Android 11端末のGoogleフォトで出る「写真の変更を フォト に許可しますか?」を消す方法とは?

Android 11端末のGoogleフォトで出る「写真の変更を フォト に許可しますか?」を消す方法とは?

Android 11が国内のスマートフォンでもアップデート開始されることが多くなってきましたが、「急にGoogleフォトが編集や削除の許可を求めるようになった」ということはないでしょうか。
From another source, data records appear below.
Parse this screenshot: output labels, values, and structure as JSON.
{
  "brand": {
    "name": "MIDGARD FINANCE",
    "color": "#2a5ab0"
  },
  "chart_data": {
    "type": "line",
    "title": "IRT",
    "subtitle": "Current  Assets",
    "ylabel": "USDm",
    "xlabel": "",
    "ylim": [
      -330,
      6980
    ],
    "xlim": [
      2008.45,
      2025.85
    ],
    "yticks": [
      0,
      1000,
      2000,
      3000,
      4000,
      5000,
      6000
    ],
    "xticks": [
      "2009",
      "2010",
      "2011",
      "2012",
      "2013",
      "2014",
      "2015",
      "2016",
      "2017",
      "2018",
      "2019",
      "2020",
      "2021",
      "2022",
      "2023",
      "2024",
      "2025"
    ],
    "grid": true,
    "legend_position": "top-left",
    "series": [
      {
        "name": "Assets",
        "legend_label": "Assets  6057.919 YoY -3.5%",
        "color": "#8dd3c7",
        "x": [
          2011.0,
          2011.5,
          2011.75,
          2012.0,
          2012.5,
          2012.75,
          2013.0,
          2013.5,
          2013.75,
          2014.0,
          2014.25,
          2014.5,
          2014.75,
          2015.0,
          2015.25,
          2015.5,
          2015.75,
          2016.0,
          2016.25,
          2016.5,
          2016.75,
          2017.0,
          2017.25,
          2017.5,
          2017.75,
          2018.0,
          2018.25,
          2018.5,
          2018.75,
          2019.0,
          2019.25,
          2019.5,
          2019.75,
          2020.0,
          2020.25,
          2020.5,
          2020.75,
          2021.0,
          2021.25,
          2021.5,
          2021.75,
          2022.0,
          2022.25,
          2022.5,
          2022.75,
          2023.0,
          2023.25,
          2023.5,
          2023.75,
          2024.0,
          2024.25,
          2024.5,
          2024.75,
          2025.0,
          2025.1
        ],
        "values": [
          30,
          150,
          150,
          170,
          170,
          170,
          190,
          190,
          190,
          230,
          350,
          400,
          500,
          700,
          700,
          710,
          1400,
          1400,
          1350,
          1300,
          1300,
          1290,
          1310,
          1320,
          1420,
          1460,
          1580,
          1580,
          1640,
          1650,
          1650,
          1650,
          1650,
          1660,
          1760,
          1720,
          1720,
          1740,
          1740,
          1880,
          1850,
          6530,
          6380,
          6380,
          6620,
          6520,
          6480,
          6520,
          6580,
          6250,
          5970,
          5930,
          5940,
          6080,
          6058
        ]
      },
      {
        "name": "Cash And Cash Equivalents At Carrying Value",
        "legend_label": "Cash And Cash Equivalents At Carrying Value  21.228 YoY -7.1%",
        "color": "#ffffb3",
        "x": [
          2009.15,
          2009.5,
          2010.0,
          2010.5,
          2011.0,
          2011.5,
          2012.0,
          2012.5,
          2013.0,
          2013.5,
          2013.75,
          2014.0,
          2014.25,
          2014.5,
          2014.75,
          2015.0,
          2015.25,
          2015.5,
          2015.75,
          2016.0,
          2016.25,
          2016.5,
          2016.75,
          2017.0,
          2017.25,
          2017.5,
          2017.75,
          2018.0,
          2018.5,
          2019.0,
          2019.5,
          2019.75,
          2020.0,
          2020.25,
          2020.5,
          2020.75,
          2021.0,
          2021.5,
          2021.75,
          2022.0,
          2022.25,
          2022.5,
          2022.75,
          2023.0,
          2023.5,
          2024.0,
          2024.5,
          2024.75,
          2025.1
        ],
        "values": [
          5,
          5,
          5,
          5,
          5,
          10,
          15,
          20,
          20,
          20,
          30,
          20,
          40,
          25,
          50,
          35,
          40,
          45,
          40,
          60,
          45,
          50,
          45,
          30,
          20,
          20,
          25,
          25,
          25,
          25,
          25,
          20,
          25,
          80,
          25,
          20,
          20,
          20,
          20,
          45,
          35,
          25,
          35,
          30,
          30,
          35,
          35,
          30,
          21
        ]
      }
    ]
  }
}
実はそれ、Android 11の仕様変更のせいです。


ストレージ権限周りの仕様変更が原因

Android 10以前でGoogleフォトを使う際には、写真を編集して上書きするときには特に何も出ずスムーズに保存されていました。

ところがAndroid 11にアップデートしたあとは、下の画像のように「1個の写真の変更を フォト に許可しますか?」といったダイアログが出て許可・許可しないを選ばないといけないようになってしまいました。

地味な変更ですが、上書きするかコピーを保存するか選んだ後にもう一回許可を押さないといけない、というのは結構手間です。

1個の写真の変更を フォト に許可しますか?

また、削除するときにも「1枚の写真をゴミ箱に移動することを フォト に許可しますか?」というダイアログが出るようになりました。

削除

これはAndroid 11で「Scoped Storage」と呼ばれる新しい仕組みが導入され、アプリがストレージを使用する時の権限が細かく制御されるようになったためです。
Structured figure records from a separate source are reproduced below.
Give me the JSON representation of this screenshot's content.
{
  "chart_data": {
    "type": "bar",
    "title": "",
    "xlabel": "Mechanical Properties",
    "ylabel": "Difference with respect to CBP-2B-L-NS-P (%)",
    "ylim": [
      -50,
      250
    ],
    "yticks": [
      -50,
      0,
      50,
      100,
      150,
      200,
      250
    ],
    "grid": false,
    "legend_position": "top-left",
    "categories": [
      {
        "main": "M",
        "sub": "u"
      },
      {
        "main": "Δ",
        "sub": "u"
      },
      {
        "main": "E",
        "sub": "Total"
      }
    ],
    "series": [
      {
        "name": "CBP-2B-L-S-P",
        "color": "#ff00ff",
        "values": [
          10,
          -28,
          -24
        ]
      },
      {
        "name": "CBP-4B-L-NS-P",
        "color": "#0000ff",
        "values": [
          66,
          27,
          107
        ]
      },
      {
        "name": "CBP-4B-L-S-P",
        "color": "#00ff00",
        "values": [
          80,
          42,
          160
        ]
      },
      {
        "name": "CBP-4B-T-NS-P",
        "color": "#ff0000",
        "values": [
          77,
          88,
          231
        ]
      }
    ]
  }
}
Android 10以前ではストレージの許可を一度すればファイルの読み取りから削除まで全て許可されていましたが、「Scoped Storage」が導入されてからはファイルの作成や削除は (原則) ユーザーの許可を得ないとできなくなったのです。

Scoped Storage

この制限は端末のデフォルトで設定されているギャラリーアプリには適用されないため、最初からGoogle フォトだけが入っているPixelシリーズなどではこの現象は起きません。
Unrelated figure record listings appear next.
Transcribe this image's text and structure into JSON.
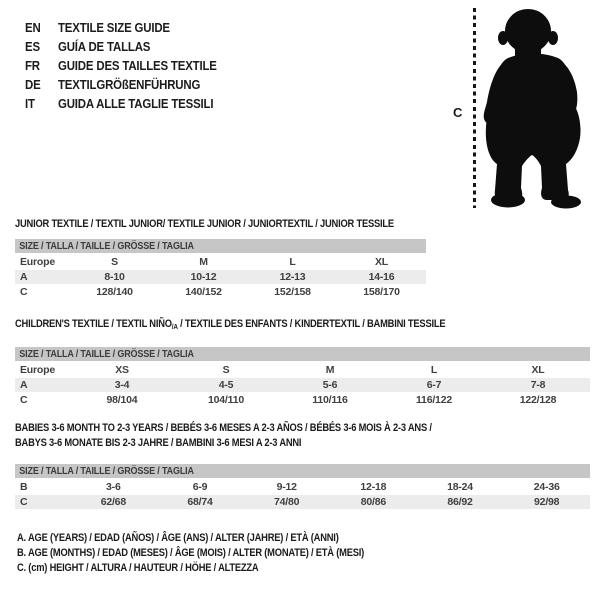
{
  "colors": {
    "size_bar": "#c6c6c6",
    "row_shade": "#ececec",
    "text": "#1c1c1c",
    "silhouette": "#0d0d0d"
  },
  "language_header": {
    "items": [
      {
        "code": "EN",
        "label": "TEXTILE SIZE GUIDE"
      },
      {
        "code": "ES",
        "label": "GUÍA DE TALLAS"
      },
      {
        "code": "FR",
        "label": "GUIDE DES TAILLES TEXTILE"
      },
      {
        "code": "DE",
        "label": "TEXTILGRÖßENFÜHRUNG"
      },
      {
        "code": "IT",
        "label": "GUIDA ALLE TAGLIE TESSILI"
      }
    ]
  },
  "figure": {
    "measure_label": "C",
    "image": "toddler-silhouette"
  },
  "sections": [
    {
      "title": "JUNIOR TEXTILE / TEXTIL JUNIOR/ TEXTILE JUNIOR / JUNIORTEXTIL / JUNIOR TESSILE",
      "size_header": "SIZE / TALLA / TAILLE / GRÖSSE / TAGLIA",
      "rows": [
        {
          "label": "Europe",
          "cells": [
            "S",
            "M",
            "L",
            "XL"
          ],
          "shaded": false
        },
        {
          "label": "A",
          "cells": [
            "8-10",
            "10-12",
            "12-13",
            "14-16"
          ],
          "shaded": true
        },
        {
          "label": "C",
          "cells": [
            "128/140",
            "140/152",
            "152/158",
            "158/170"
          ],
          "shaded": false
        }
      ]
    },
    {
      "title_pre": "CHILDREN'S TEXTILE / TEXTIL NIÑO",
      "title_sub": "/A",
      "title_post": " / TEXTILE DES ENFANTS / KINDERTEXTIL / BAMBINI TESSILE",
      "size_header": "SIZE / TALLA / TAILLE / GRÖSSE / TAGLIA",
      "rows": [
        {
          "label": "Europe",
          "cells": [
            "XS",
            "S",
            "M",
            "L",
            "XL"
          ],
          "shaded": false
        },
        {
          "label": "A",
          "cells": [
            "3-4",
            "4-5",
            "5-6",
            "6-7",
            "7-8"
          ],
          "shaded": true
        },
        {
          "label": "C",
          "cells": [
            "98/104",
            "104/110",
            "110/116",
            "116/122",
            "122/128"
          ],
          "shaded": false
        }
      ]
    },
    {
      "title_line1": "BABIES 3-6 MONTH TO 2-3 YEARS / BEBÉS 3-6 MESES A 2-3 AÑOS / BÉBÉS 3-6 MOIS À 2-3 ANS /",
      "title_line2": "BABYS 3-6 MONATE BIS 2-3 JAHRE / BAMBINI 3-6 MESI A 2-3 ANNI",
      "size_header": "SIZE / TALLA / TAILLE / GRÖSSE / TAGLIA",
      "rows": [
        {
          "label": "B",
          "cells": [
            "3-6",
            "6-9",
            "9-12",
            "12-18",
            "18-24",
            "24-36"
          ],
          "shaded": false
        },
        {
          "label": "C",
          "cells": [
            "62/68",
            "68/74",
            "74/80",
            "80/86",
            "86/92",
            "92/98"
          ],
          "shaded": true
        }
      ]
    }
  ],
  "footnotes": [
    "A. AGE (YEARS) / EDAD (AÑOS) / ÂGE (ANS) / ALTER (JAHRE) / ETÀ (ANNI)",
    "B. AGE (MONTHS) / EDAD (MESES) / ÂGE (MOIS) / ALTER (MONATE) / ETÀ (MESI)",
    "C. (cm) HEIGHT / ALTURA / HAUTEUR / HÖHE / ALTEZZA"
  ]
}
OnePlus・ASUSスマートフォンなどGoogleフォト以外のアプリが使われている端末では、今回xdaのQuinny899氏が発見したadbコマンドを使うことで制限を解除し、Android 10以前のように許可ボタンを押さなくても済むようにできます。

Google フォトの制限を解除するには、adbをセットアップした後コマンドプロンプトで

adb shell cmd role add-role-holder android.app.role.SYSTEM_GALLERY com.google.android.apps.photos

を実行してください。(成功すれば特に何も表示されません)

root化していればTerminal Emulatorのroot shellでも実行できます。

上記コマンドを実行するだけで、余計な許可ダイアログが出なくなります。

元に戻したいときは

adb shell cmd role remove-role-holder android.app.role.SYSTEM_GALLERY com.google.android.apps.photos

を実行してください。

 

なお、この方法は「デフォルトのギャラリーアプリがGoogle フォト以外」かつ「Google フォトがシステムアプリとして入っている」端末でないと使えません。

そのためGalaxyやXiaomiスマホなどでは使えず、カスタムROMでもGoogle フォトをシステムアプリとして入れていない場合は効果がありません。

コマンドが使えない環境では

Package does not qualify for the role, package: com.google.android.apps.photos, role: android.app.role.SYSTEM_GALLERY

などのエラーが出ます。

 

対処できる環境が限られていますが、Android 11にアップデートした端末でGoogleフォトの挙動にイラッとしていた方は、一度試してみてください。